Самая первая песня. Ох, уж эти дети

Пранор 2
            Первое моё воспоминание в жизни: Совершенно беспомощный, лежу на спине. В кромешной темноте надо мной покачивается светящийся  жёлтым светом круглый шар. Этот шар заслоняет, надвигаясь на меня, что-то чуть более светлое, чем окружающая темнота, шумно дышит мне в лицо и лижет мокрым шершавым языком.

            Когда я в пятилетнем возрасте поделился с матушкой этим своим воспоминанием и поинтересовался, что бы это значило, она сперва отмахнулась – и занята была готовкой вместе с другими мамками на общей кухне барака, в котором проживали офицерские семьи, и фантазёром я был изрядным. Лишь рассеянно спросила, что я ещё помню.
            Поделился с ней другой запомнившейся картинкой: Тёплый летний день. Пруд, покрытый ряской. Шаткий деревянный мостик с верёвочными перилами, идущий с одного берега пруда до другого. Водоросли, лежащие на берегу, и сильный запах тины от них. Кто-то крепко держит меня за руку. – Матушка, не прекращая куховарить, велела мне продолжать.
             Нарисовал ей третью картинку: Зима. Стою возле кирпичной стены какого-то дома. Что-то мягкое и тёплое приятно щекочет мне щёки. Кто-то называет меня медвежонком. На общем белом фоне выделяется чёрная куча камней, из которой идёт едкий кислый дым.   
            Теперь уже и другие мамки заинтересовались и стали прислушиваться.
            Воодушевлённый вниманием публики, живописал я четвёртое полотно своих воспоминаний: Ночь.
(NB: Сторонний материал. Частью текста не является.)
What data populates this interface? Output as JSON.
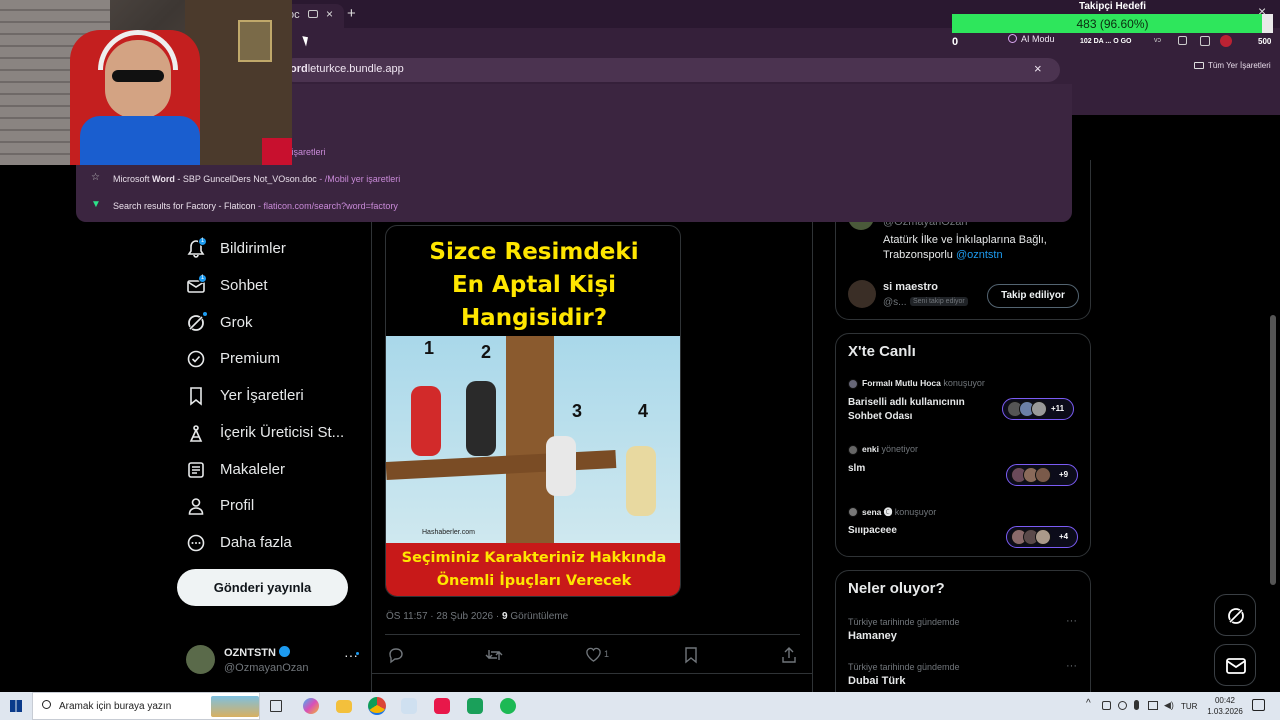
{
  "browser": {
    "tab_label": "oc",
    "omnibox_text_bold": "ord",
    "omnibox_text": "leturkce.bundle.app",
    "ai_mode_label": "AI Modu",
    "bookmarks_all_label": "Tüm Yer İşaretleri",
    "suggestions": [
      {
        "title_pre": "",
        "title_bold": "",
        "title_post": "",
        "url": "r işaretleri"
      },
      {
        "title_pre": "Microsoft ",
        "title_bold": "Word",
        "title_post": " - SBP GuncelDers Not_VOson.doc",
        "url": " - /Mobil yer işaretleri"
      },
      {
        "title_pre": "Search results for Factory - Flaticon",
        "title_bold": "",
        "title_post": "",
        "url": " - flaticon.com/search?word=factory"
      }
    ]
  },
  "overlay": {
    "goal_title": "Takipçi Hedefi",
    "goal_progress_text": "483 (96.60%)",
    "goal_progress": 0.966,
    "left_count": "0",
    "right_count": "500",
    "stream_label": "102 DA ... O GO"
  },
  "sidebar": {
    "items": [
      {
        "label": "Bildirimler",
        "badge": "1"
      },
      {
        "label": "Sohbet",
        "badge": "1"
      },
      {
        "label": "Grok"
      },
      {
        "label": "Premium"
      },
      {
        "label": "Yer İşaretleri"
      },
      {
        "label": "İçerik Üreticisi St..."
      },
      {
        "label": "Makaleler"
      },
      {
        "label": "Profil"
      },
      {
        "label": "Daha fazla"
      }
    ],
    "post_button": "Gönderi yayınla",
    "account_name": "OZNTSTN",
    "account_handle": "@OzmayanOzan"
  },
  "post": {
    "image_headline_1": "Sizce Resimdeki",
    "image_headline_2": "En Aptal Kişi",
    "image_headline_3": "Hangisidir?",
    "image_numbers": [
      "1",
      "2",
      "3",
      "4"
    ],
    "image_watermark": "Hashaberler.com",
    "image_footer_1": "Seçiminiz Karakteriniz Hakkında",
    "image_footer_2": "Önemli İpuçları Verecek",
    "meta": "ÖS 11:57 · 28 Şub 2026 · ",
    "views_count": "9",
    "views_label": " Görüntüleme",
    "like_count": "1"
  },
  "right": {
    "profile_handle": "@OzmayanOzan",
    "profile_bio": "Atatürk İlke ve İnkılaplarına Bağlı,",
    "profile_bio2_pre": "Trabzonsporlu ",
    "profile_bio2_link": "@ozntstn",
    "follow_user_name": "si maestro",
    "follow_user_handle": "@s...",
    "follow_user_badge": "Seni takip ediyor",
    "follow_button": "Takip ediliyor",
    "live_title": "X'te Canlı",
    "live_items": [
      {
        "host": "Formalı Mutlu Hoca",
        "role": " konuşuyor",
        "title1": "Bariselli adlı kullanıcının",
        "title2": "Sohbet Odası",
        "count": "+11"
      },
      {
        "host": "enki",
        "role": " yönetiyor",
        "title1": "slm",
        "title2": "",
        "count": "+9"
      },
      {
        "host": "sena 🅒",
        "role": " konuşuyor",
        "title1": "Sıııpaceee",
        "title2": "",
        "count": "+4"
      }
    ],
    "trends_title": "Neler oluyor?",
    "trends": [
      {
        "context": "Türkiye tarihinde gündemde",
        "name": "Hamaney"
      },
      {
        "context": "Türkiye tarihinde gündemde",
        "name": "Dubai Türk"
      }
    ]
  },
  "taskbar": {
    "search_placeholder": "Aramak için buraya yazın",
    "lang": "TUR",
    "time": "00:42",
    "date": "1.03.2026"
  },
  "colors": {
    "accent": "#1d9bf0",
    "browser_frame": "#35203a",
    "goal_bar": "#2ee65c",
    "live_border": "#7b5cf5"
  }
}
Боязно. Холодно. В темноте слышны чьи-то голоса и мелькает луч карманного фонарика по стенам комнаты, и вдруг оказываюсь я сначала в тёплых руках отца, а потом у него под меховой курткой. Куртка приятно пахнет авиационным бензином. Отец закрывает стекло фонарика ладонью, и я вижу, как высвечивается на его руке ярко-красное пятно…
         - Так ведь это было два года назад, когда авария на электрической подстанции случилась! - удивилась соседка, живущая в соседней от нас комнате. - Сутки без света и тепла тогда сидели, а мужики наши с учений поздно вечером прилетели.
         - И фонариком муж его развлекал, когда он разревелся, - припомнила матушка.
         - А в пруду девчонка-школьница утонула три года назад. Откачать её пытались на берегу, – воскликнула другая соседка.
         - Дочка его за руку всегда держала, когда с ним гуляла, - отозвалась матушка, медленно выговаривая слова.
         - Угольная котельная горела четыре года назад! - припомнила третья, и все тётки хором стали обсуждать детали того происшествия.
         - Шубу ему тогда купили. Цигейковую. Коричневого цвета. - Матушка, ойкнув, вдруг присела на табуретку и, глядя на меня с каким-то даже ужасом, сказала:
         - В теплушке с нами корова была, когда с Украины сюда добирались. И керосиновая лампа висела над люлькой.
            Замолчали все разом, уставились на меня, и непонятно-тревожным было это их внимание к моей персоне. Среди общего молчания одна из мамок тихо сказала:
         - А ведь как раз ночью комендант эшелона застрелил тогда ворюгу-интенданта.
            Из последовавшего затем обсуждения (шедшего почему-то вполголоса) получалось, что единственным местом, где мог я увидеть первую свою картинку, был вагон воинского эшелона, тащившегося через всю страну с обозом – коровами, свиньями, курами,  матерями с детьми и со всем прочим скарбом - при перебазировании авиаполка на Дальний Восток. И было мне на момент шумного того происшествия чуть больше месяца от роду.

            Что-то зашипело на плите, выкипая из оставленной без присмотру кастрюли, и все мамки вернулись к своим делам, искоса и с опаской на меня поглядывая.
            Совсем на другой эффект я рассчитывал, рисуя им завиральные свои словесные полотна.